Huffington Post put it very well last week:
To hear some Republican presidential candidates tell it, the president’s pen is a magic wand that can make “Obamacare” vanish in one day and sweep in cheaper health care, economic growth and lots of jobs in businesses freed from the health care law’s heavy hand.
As HuffPo writers Calvin Woodward and Ricardo Alonso-Zalvidar point out, “there is no such fairy dust in Washington.”
But do Republicans know that? It’s important to make a distinction here between the candidates and the base. The Republicans who want to be nominated in the Republican primary may and the base certainly wants desperately to believe such fairy dust exists. So the dance goes on just as Adolf Hitler’s and the German peoples’ belief in Germany’s victory remained undimmed even as he took refuge in his bunker in besieged Berlin.

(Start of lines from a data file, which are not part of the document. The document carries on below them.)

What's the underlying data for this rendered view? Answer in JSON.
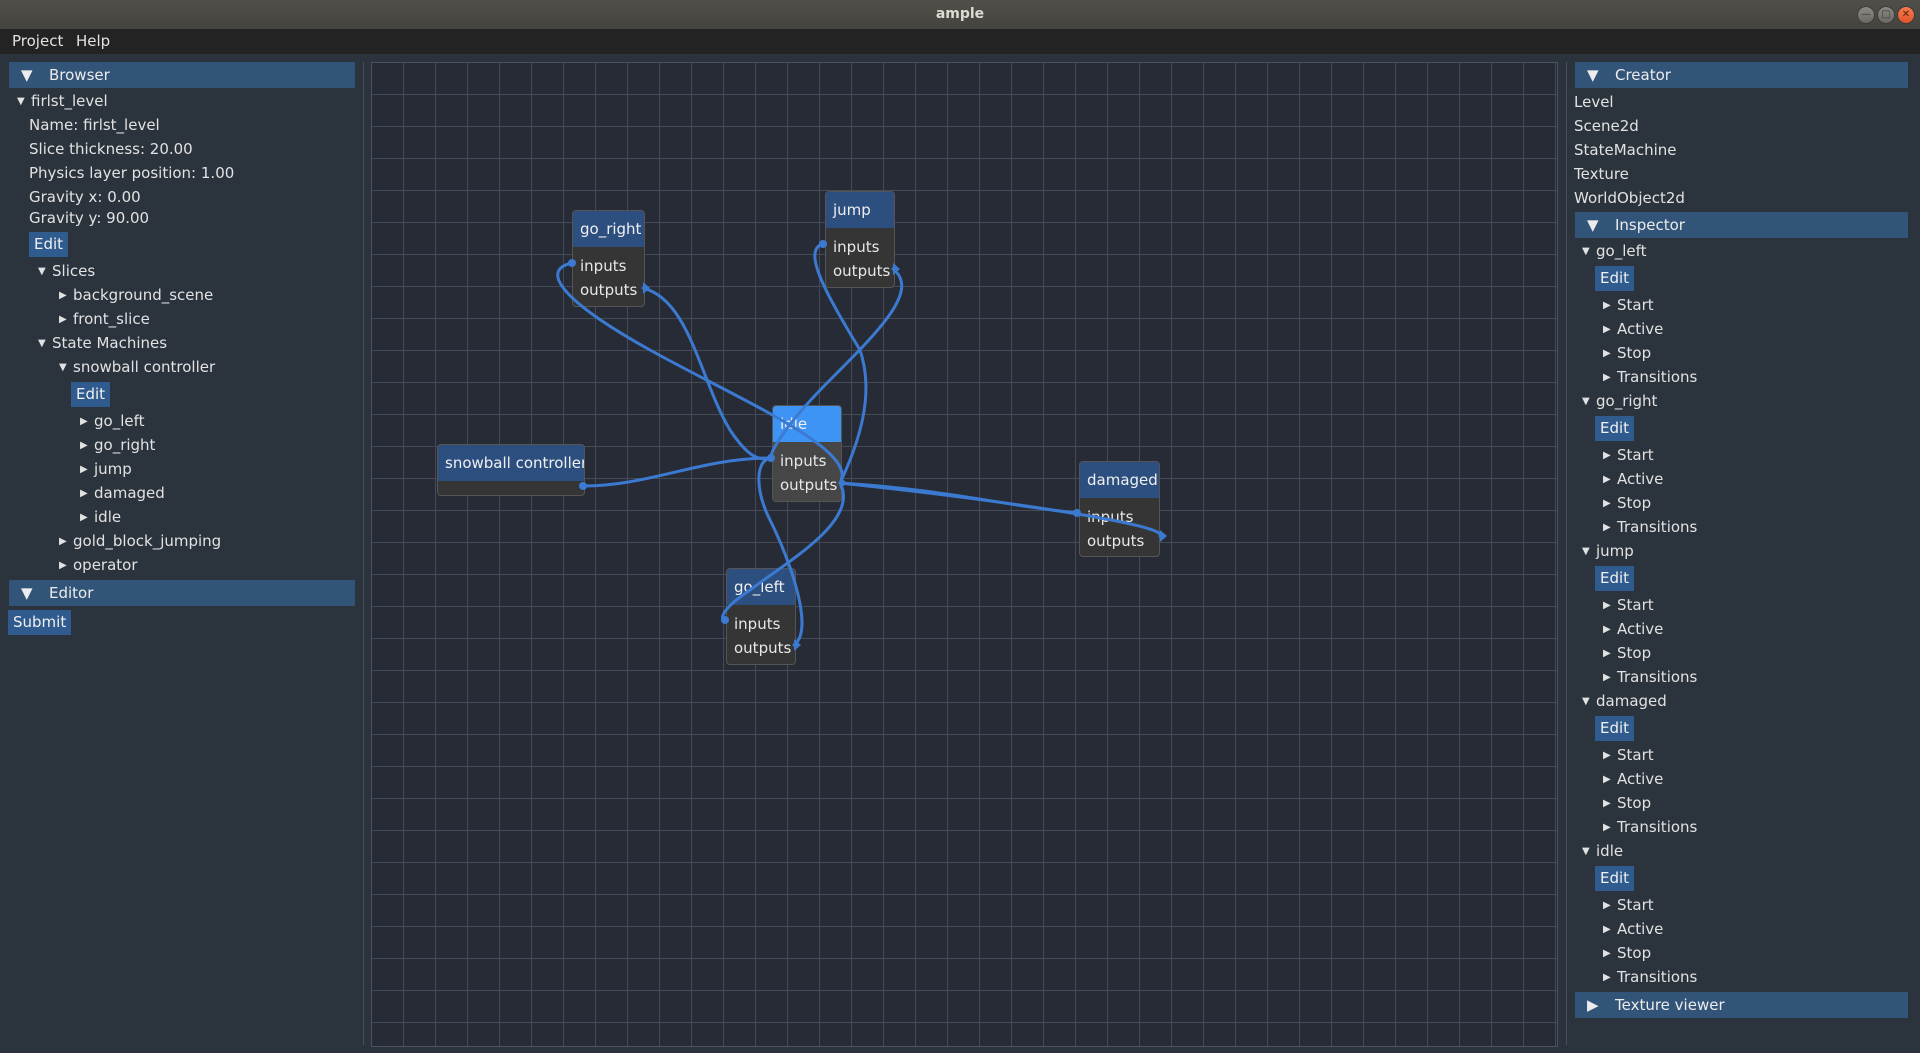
{
  "window": {
    "title": "ample"
  },
  "menubar": {
    "items": [
      "Project",
      "Help"
    ]
  },
  "browser": {
    "header": "Browser",
    "level": {
      "label": "firlst_level",
      "name": "Name: firlst_level",
      "slice_thickness": "Slice thickness: 20.00",
      "physics_layer": "Physics layer position: 1.00",
      "gravity_x": "Gravity x: 0.00",
      "gravity_y": "Gravity y: 90.00",
      "edit": "Edit"
    },
    "slices": {
      "label": "Slices",
      "items": [
        "background_scene",
        "front_slice"
      ]
    },
    "state_machines": {
      "label": "State Machines",
      "snowball": {
        "label": "snowball controller",
        "edit": "Edit",
        "states": [
          "go_left",
          "go_right",
          "jump",
          "damaged",
          "idle"
        ]
      },
      "others": [
        "gold_block_jumping",
        "operator"
      ]
    }
  },
  "editor": {
    "header": "Editor",
    "submit": "Submit"
  },
  "creator": {
    "header": "Creator",
    "items": [
      "Level",
      "Scene2d",
      "StateMachine",
      "Texture",
      "WorldObject2d"
    ]
  },
  "inspector": {
    "header": "Inspector",
    "edit": "Edit",
    "sub_items": [
      "Start",
      "Active",
      "Stop",
      "Transitions"
    ],
    "states": [
      "go_left",
      "go_right",
      "jump",
      "damaged",
      "idle"
    ]
  },
  "texture_viewer": {
    "header": "Texture viewer"
  },
  "graph": {
    "pin_inputs": "inputs",
    "pin_outputs": "outputs",
    "nodes": {
      "go_right": "go_right",
      "jump": "jump",
      "idle": "idle",
      "snowball": "snowball controller",
      "damaged": "damaged",
      "go_left": "go_left"
    },
    "selected_node": "idle",
    "colors": {
      "wire": "#3b7ad0",
      "header": "#2c4f80",
      "selected_header": "#3e94f5",
      "panel_header": "#315478",
      "button": "#2f5b8e"
    }
  }
}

But a functioning fantasy promoted by the most effective propaganda machine in the world can’t bring that fairy dust into existence just as it couldn’t sustain the Third Reich. Here again we see Republicans butting heads against a reality they can’t acknowledge on ideological grounds.
Likely – but not certainly (think about who we are talking about, after all) – the Republican candidates know there is no such fairy dust. But as long as talking about it gets them elected they are willing to go on promoting their baseless objections and magic solutions. Only Michele Bachmann – of all people – has realized that there is no magic wand, saying during the September 7th debate: “With all due respect … issuing an executive order will not overturn this massive law.”
No it won’t. And neither, apparently, will the courts. Nor is it likely that the latest ruling will be the rope to pull the Republican Party back to sanity and a shared reality.